Contact: Harvey House Publishing
Rochester, MI (November 8, 2010) - The pro-life movement isn’t just for grownups. The earlier kids get involved in defending life, the earlier they can learn the truth about the very real emotional, physical, and spiritual perils of abortion, says Michele Bondi Bottesi M.A., a Catholic psychologist, author, and mother of three.
“Abortion is the humanitarian disaster of our time,” says Michigander Bondi Bottesi, who takes her own children to pray on an easement outside an abortion clinic in a nearby town. “Our children are growing up in a world where the generation before them and their own generation has been impacted so profoundly by this act of violence against the human person since abortion became legal in the United States.”
Her children hold signs that say, “Pray to end abortion” and “Love all life; born and unborn.” She says her children, who age from 11-15, have learned from an early age that despite anything they may hear to the contrary, abortion is not a healthy option.
“Children can get involved in so many ways,” says Catholic pre-teen author Nancy Carabio Belanger, author of Olivia and the Little Way and its newly released pro-life sequel, Olivia’s Gift, both from Harvey House Publishing. “Whether it be writing essays, standing and praying peacefully outside of abortion clinics, praying the rosary for the unborn, or speaking at school about the evils of abortion, it is all important and all necessary.”

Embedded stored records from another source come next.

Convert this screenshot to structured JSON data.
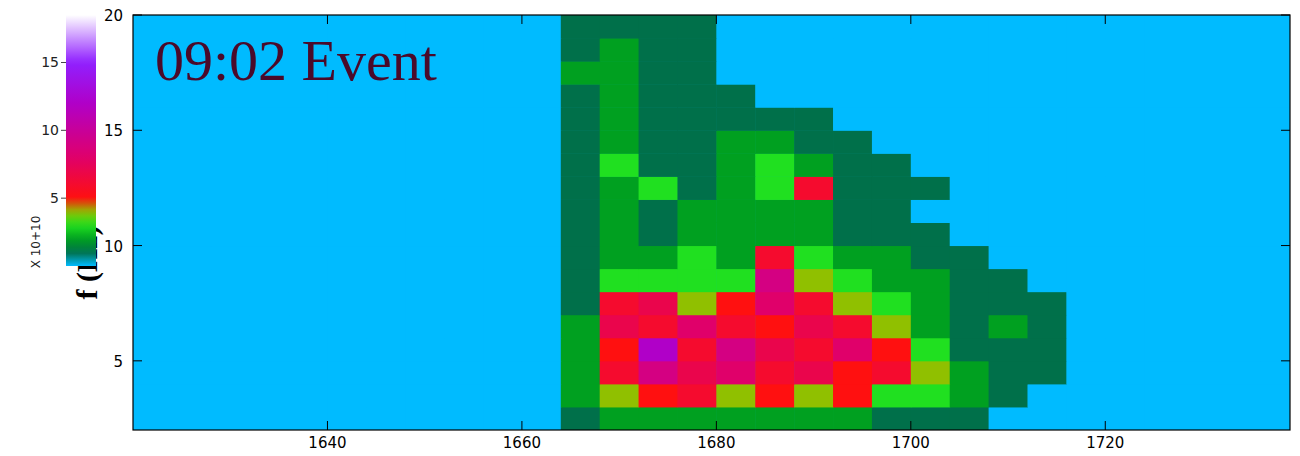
{
  "chart_data": {
    "type": "heatmap",
    "title": "09:02 Event",
    "y_label": "f (Hz)",
    "xlim": [
      1620,
      1739
    ],
    "ylim": [
      2,
      20
    ],
    "xticks": [
      1640,
      1660,
      1680,
      1700,
      1720
    ],
    "yticks": [
      5,
      10,
      15,
      20
    ],
    "x": [
      1620,
      1624,
      1628,
      1632,
      1636,
      1640,
      1644,
      1648,
      1652,
      1656,
      1660,
      1664,
      1668,
      1672,
      1676,
      1680,
      1684,
      1688,
      1692,
      1696,
      1700,
      1704,
      1708,
      1712,
      1716,
      1720,
      1724,
      1728,
      1732,
      1736
    ],
    "y": [
      2,
      3,
      4,
      5,
      6,
      7,
      8,
      9,
      10,
      11,
      12,
      13,
      14,
      15,
      16,
      17,
      18,
      19
    ],
    "cells": [
      [
        0,
        0,
        0,
        0,
        0,
        0,
        0,
        0,
        0,
        0,
        0,
        1,
        2,
        2,
        2,
        2,
        2,
        2,
        2,
        1,
        1,
        1,
        0,
        0,
        0,
        0,
        0,
        0,
        0,
        0
      ],
      [
        0,
        0,
        0,
        0,
        0,
        0,
        0,
        0,
        0,
        0,
        0,
        2,
        4,
        5,
        6,
        4,
        5,
        4,
        5,
        3,
        3,
        2,
        1,
        0,
        0,
        0,
        0,
        0,
        0,
        0
      ],
      [
        0,
        0,
        0,
        0,
        0,
        0,
        0,
        0,
        0,
        0,
        0,
        2,
        6,
        9,
        7,
        8,
        6,
        7,
        5,
        6,
        4,
        2,
        1,
        1,
        0,
        0,
        0,
        0,
        0,
        0
      ],
      [
        0,
        0,
        0,
        0,
        0,
        0,
        0,
        0,
        0,
        0,
        0,
        2,
        5,
        12,
        6,
        9,
        7,
        6,
        8,
        5,
        3,
        1,
        1,
        1,
        0,
        0,
        0,
        0,
        0,
        0
      ],
      [
        0,
        0,
        0,
        0,
        0,
        0,
        0,
        0,
        0,
        0,
        0,
        2,
        7,
        6,
        8,
        6,
        5,
        7,
        6,
        4,
        2,
        1,
        2,
        1,
        0,
        0,
        0,
        0,
        0,
        0
      ],
      [
        0,
        0,
        0,
        0,
        0,
        0,
        0,
        0,
        0,
        0,
        0,
        1,
        6,
        7,
        4,
        5,
        8,
        6,
        4,
        3,
        2,
        1,
        1,
        1,
        0,
        0,
        0,
        0,
        0,
        0
      ],
      [
        0,
        0,
        0,
        0,
        0,
        0,
        0,
        0,
        0,
        0,
        0,
        1,
        3,
        3,
        3,
        3,
        9,
        4,
        3,
        2,
        2,
        1,
        1,
        0,
        0,
        0,
        0,
        0,
        0,
        0
      ],
      [
        0,
        0,
        0,
        0,
        0,
        0,
        0,
        0,
        0,
        0,
        0,
        1,
        2,
        2,
        3,
        2,
        6,
        3,
        2,
        2,
        1,
        1,
        0,
        0,
        0,
        0,
        0,
        0,
        0,
        0
      ],
      [
        0,
        0,
        0,
        0,
        0,
        0,
        0,
        0,
        0,
        0,
        0,
        1,
        2,
        1,
        2,
        2,
        2,
        2,
        1,
        1,
        1,
        0,
        0,
        0,
        0,
        0,
        0,
        0,
        0,
        0
      ],
      [
        0,
        0,
        0,
        0,
        0,
        0,
        0,
        0,
        0,
        0,
        0,
        1,
        2,
        1,
        2,
        2,
        2,
        2,
        1,
        1,
        0,
        0,
        0,
        0,
        0,
        0,
        0,
        0,
        0,
        0
      ],
      [
        0,
        0,
        0,
        0,
        0,
        0,
        0,
        0,
        0,
        0,
        0,
        1,
        2,
        3,
        1,
        2,
        3,
        6,
        1,
        1,
        1,
        0,
        0,
        0,
        0,
        0,
        0,
        0,
        0,
        0
      ],
      [
        0,
        0,
        0,
        0,
        0,
        0,
        0,
        0,
        0,
        0,
        0,
        1,
        3,
        1,
        1,
        2,
        3,
        2,
        1,
        1,
        0,
        0,
        0,
        0,
        0,
        0,
        0,
        0,
        0,
        0
      ],
      [
        0,
        0,
        0,
        0,
        0,
        0,
        0,
        0,
        0,
        0,
        0,
        1,
        2,
        1,
        1,
        2,
        2,
        1,
        1,
        0,
        0,
        0,
        0,
        0,
        0,
        0,
        0,
        0,
        0,
        0
      ],
      [
        0,
        0,
        0,
        0,
        0,
        0,
        0,
        0,
        0,
        0,
        0,
        1,
        2,
        1,
        1,
        1,
        1,
        1,
        0,
        0,
        0,
        0,
        0,
        0,
        0,
        0,
        0,
        0,
        0,
        0
      ],
      [
        0,
        0,
        0,
        0,
        0,
        0,
        0,
        0,
        0,
        0,
        0,
        1,
        2,
        1,
        1,
        1,
        0,
        0,
        0,
        0,
        0,
        0,
        0,
        0,
        0,
        0,
        0,
        0,
        0,
        0
      ],
      [
        0,
        0,
        0,
        0,
        0,
        0,
        0,
        0,
        0,
        0,
        0,
        2,
        2,
        1,
        1,
        0,
        0,
        0,
        0,
        0,
        0,
        0,
        0,
        0,
        0,
        0,
        0,
        0,
        0,
        0
      ],
      [
        0,
        0,
        0,
        0,
        0,
        0,
        0,
        0,
        0,
        0,
        0,
        1,
        2,
        1,
        1,
        0,
        0,
        0,
        0,
        0,
        0,
        0,
        0,
        0,
        0,
        0,
        0,
        0,
        0,
        0
      ],
      [
        0,
        0,
        0,
        0,
        0,
        0,
        0,
        0,
        0,
        0,
        0,
        1,
        1,
        1,
        1,
        0,
        0,
        0,
        0,
        0,
        0,
        0,
        0,
        0,
        0,
        0,
        0,
        0,
        0,
        0
      ]
    ],
    "colorbar": {
      "range": [
        0,
        18.5
      ],
      "ticks": [
        5,
        10,
        15
      ],
      "label": "X 10+10"
    }
  }
}
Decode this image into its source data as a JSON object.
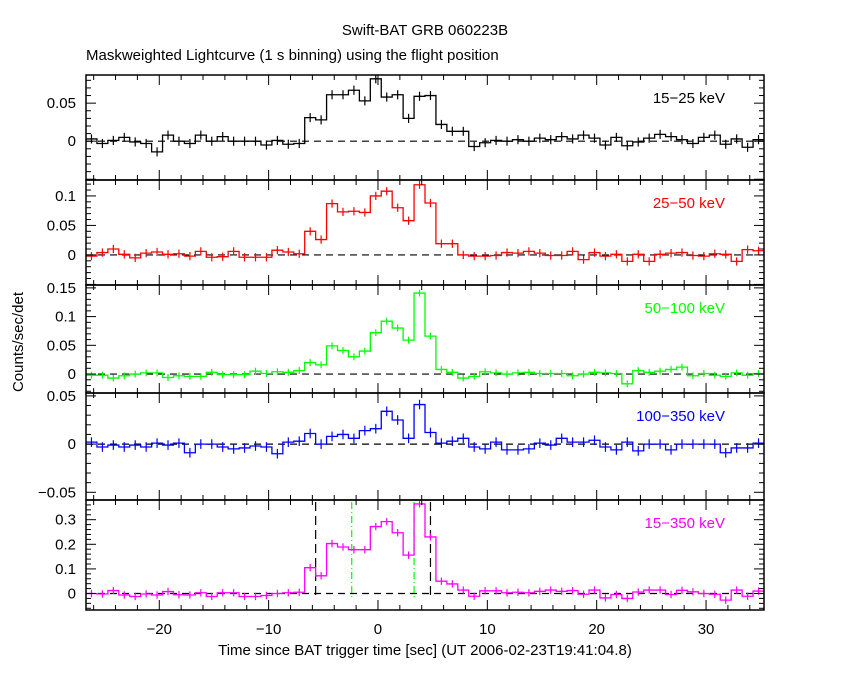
{
  "chart_data": {
    "type": "line",
    "title": "Swift-BAT GRB 060223B",
    "subtitle": "Maskweighted Lightcurve (1 s binning) using the flight position",
    "xlabel": "Time since BAT trigger time [sec] (UT 2006-02-23T19:41:04.8)",
    "ylabel": "Counts/sec/det",
    "xlim": [
      -26.7,
      35.3
    ],
    "x_ticks": [
      -20,
      -10,
      0,
      10,
      20,
      30
    ],
    "x_tick_labels": [
      "−20",
      "−10",
      "0",
      "10",
      "20",
      "30"
    ],
    "bin_start": -26.2,
    "bin_width": 1,
    "vertical_lines": [
      {
        "t": -5.7,
        "color": "#000000",
        "style": "dashed"
      },
      {
        "t": 4.8,
        "color": "#000000",
        "style": "dashed"
      },
      {
        "t": -2.4,
        "color": "#00ff00",
        "style": "dashdot"
      },
      {
        "t": 3.3,
        "color": "#00ff00",
        "style": "dashdot"
      }
    ],
    "series": [
      {
        "name": "15−25 keV",
        "color": "#000000",
        "ylim": [
          -0.051,
          0.087
        ],
        "err": 0.006,
        "y_ticks": [
          0,
          0.05
        ],
        "y_tick_labels": [
          "0",
          "0.05"
        ],
        "values": [
          0.003,
          -0.003,
          0.001,
          0.005,
          -0.001,
          -0.003,
          -0.014,
          0.008,
          0,
          -0.003,
          0.008,
          0,
          0.006,
          0,
          0,
          0,
          -0.005,
          0.001,
          -0.004,
          -0.003,
          0.031,
          0.028,
          0.061,
          0.061,
          0.067,
          0.053,
          0.082,
          0.058,
          0.061,
          0.03,
          0.059,
          0.06,
          0.022,
          0.013,
          0.013,
          -0.007,
          -0.002,
          0.001,
          0,
          0.002,
          0,
          0.004,
          0.002,
          0.006,
          0.003,
          0.008,
          0.004,
          -0.005,
          0.005,
          -0.006,
          -0.001,
          0.004,
          0.009,
          0.006,
          0.002,
          -0.003,
          0.005,
          0.008,
          -0.004,
          0.003,
          -0.008,
          0.002
        ]
      },
      {
        "name": "25−50 keV",
        "color": "#ff0000",
        "ylim": [
          -0.051,
          0.127
        ],
        "err": 0.007,
        "y_ticks": [
          0,
          0.05,
          0.1
        ],
        "y_tick_labels": [
          "0",
          "0.05",
          "0.1"
        ],
        "values": [
          -0.002,
          0.004,
          0.01,
          0.001,
          -0.005,
          0.003,
          0.005,
          0.001,
          0.002,
          -0.002,
          0.006,
          -0.004,
          -0.003,
          0.006,
          -0.004,
          -0.004,
          -0.004,
          0.008,
          0.005,
          0.002,
          0.04,
          0.026,
          0.087,
          0.073,
          0.074,
          0.072,
          0.1,
          0.108,
          0.08,
          0.058,
          0.119,
          0.088,
          0.019,
          0.019,
          0,
          -0.002,
          -0.002,
          -0.001,
          0.004,
          0.003,
          0.006,
          0.003,
          -0.001,
          -0.001,
          0.006,
          -0.008,
          0.004,
          -0.002,
          0.001,
          -0.011,
          0.001,
          -0.011,
          0.001,
          0.003,
          0.004,
          -0.001,
          -0.002,
          0.002,
          0.001,
          -0.011,
          0.009,
          0.007
        ]
      },
      {
        "name": "50−100 keV",
        "color": "#00ff00",
        "ylim": [
          -0.033,
          0.155
        ],
        "err": 0.006,
        "y_ticks": [
          0,
          0.05,
          0.1,
          0.15
        ],
        "y_tick_labels": [
          "0",
          "0.05",
          "0.1",
          "0.15"
        ],
        "values": [
          -0.002,
          -0.002,
          -0.007,
          -0.003,
          0,
          0.002,
          0.002,
          -0.006,
          -0.003,
          -0.004,
          -0.004,
          0.003,
          -0.001,
          -0.001,
          -0.001,
          0.005,
          0.001,
          0.004,
          0.003,
          0.006,
          0.02,
          0.016,
          0.049,
          0.041,
          0.03,
          0.04,
          0.072,
          0.092,
          0.08,
          0.059,
          0.141,
          0.066,
          0.008,
          0.003,
          -0.007,
          -0.004,
          0.004,
          0.002,
          0,
          0.002,
          0.003,
          0.001,
          0.001,
          0.001,
          -0.003,
          0,
          0.003,
          0.002,
          0.001,
          -0.017,
          0.006,
          0.003,
          0.005,
          0.008,
          0.012,
          -0.003,
          0.001,
          -0.002,
          -0.004,
          0.002,
          -0.002,
          0.001
        ]
      },
      {
        "name": "100−350 keV",
        "color": "#0000ff",
        "ylim": [
          -0.058,
          0.053
        ],
        "err": 0.005,
        "y_ticks": [
          -0.05,
          0,
          0.05
        ],
        "y_tick_labels": [
          "−0.05",
          "0",
          "0.05"
        ],
        "values": [
          0.002,
          -0.003,
          -0.001,
          -0.003,
          -0.001,
          -0.003,
          0.001,
          -0.001,
          0.001,
          -0.009,
          0,
          0,
          -0.003,
          -0.005,
          -0.004,
          -0.002,
          -0.003,
          -0.01,
          0.002,
          0.003,
          0.011,
          0,
          0.008,
          0.01,
          0.006,
          0.014,
          0.016,
          0.034,
          0.025,
          0.006,
          0.041,
          0.012,
          0.001,
          0.003,
          0.006,
          -0.003,
          -0.005,
          0.002,
          -0.006,
          -0.006,
          -0.005,
          0.001,
          -0.001,
          0.006,
          0.002,
          0.002,
          0.004,
          -0.003,
          -0.006,
          0.002,
          -0.007,
          0,
          0,
          -0.006,
          0,
          0,
          0,
          0,
          -0.009,
          -0.004,
          -0.004,
          0.001
        ]
      },
      {
        "name": "15−350 keV",
        "color": "#ff00ff",
        "ylim": [
          -0.067,
          0.38
        ],
        "err": 0.015,
        "y_ticks": [
          0,
          0.1,
          0.2,
          0.3
        ],
        "y_tick_labels": [
          "0",
          "0.1",
          "0.2",
          "0.3"
        ],
        "values": [
          0,
          -0.002,
          0.012,
          -0.006,
          -0.012,
          -0.002,
          -0.006,
          0.008,
          -0.005,
          -0.006,
          0.003,
          -0.012,
          0.003,
          0.003,
          -0.012,
          -0.012,
          -0.008,
          0,
          0.003,
          0.005,
          0.105,
          0.072,
          0.203,
          0.189,
          0.178,
          0.178,
          0.272,
          0.292,
          0.247,
          0.156,
          0.364,
          0.23,
          0.05,
          0.039,
          0.014,
          -0.011,
          0.011,
          0.011,
          0.003,
          0.005,
          0.003,
          0.009,
          0.014,
          0.009,
          0.012,
          -0.003,
          0.014,
          -0.018,
          -0.004,
          -0.02,
          0.006,
          0.014,
          0.014,
          -0.004,
          0.013,
          0.007,
          0,
          -0.003,
          -0.027,
          0.014,
          -0.011,
          0.01
        ]
      }
    ]
  }
}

Carabio Belanger says the staggering number of abortions in the U.S. alone each year (1.3 million, according to the Pro-Life Action League) was one of the reasons she created a pro-life theme for the pre-teen novel Olivia’s Gift.
“It’s so important that kids know from a very young age that life is a gift from God. I felt that by writing about this in a delicate, yet direct, way as a fiction book, I could reach the kids at their level, in a style they would be comfortable with, through a girl named Olivia. You don’t want to scare them, but they do need to know that destroying life is never acceptable. The younger they learn this, the better.”
“It is vital that parents educate their children throughout their childhood about the destructiveness of abortion in ways that are developmentally appropriate,” says Bondi Bottesi.
Cathy Randazzo, a mother of two sons, agrees. “I believe that most of our behaviors are learned, so I simply try to consistently teach good behavior from an early age. I also believe that children rise to expectation; we should never underestimate the realm of their understanding and abilities,” she says.
The mother from New York takes her teenaged boys with her when she visits the elderly, takes the Eucharist to the homebound or hospitalized, and volunteers at the animal rescue center, in order to respect all stages of life. They also pray the rosary for the unborn, and discuss political candidates’ views on abortion.
“I believe pro-life is a reflection of a person’s morals, values, and respect for self and others. It’s a lifelong process that ultimately reflects who you are and it begins when life itself begins,” Randazzo says.
Carabio Belanger says she hopes her books will inspire kids to get involved in the pro-life movement.
“The pro-abortion people have been trying to ingrain and push their idea of ‘choice’ on our youth for decades,” she says. “As Catholics, we are called to stand up for those who cannot speak, and we can start doing this at any age, in any way we can. My way happens to be through the books I write.”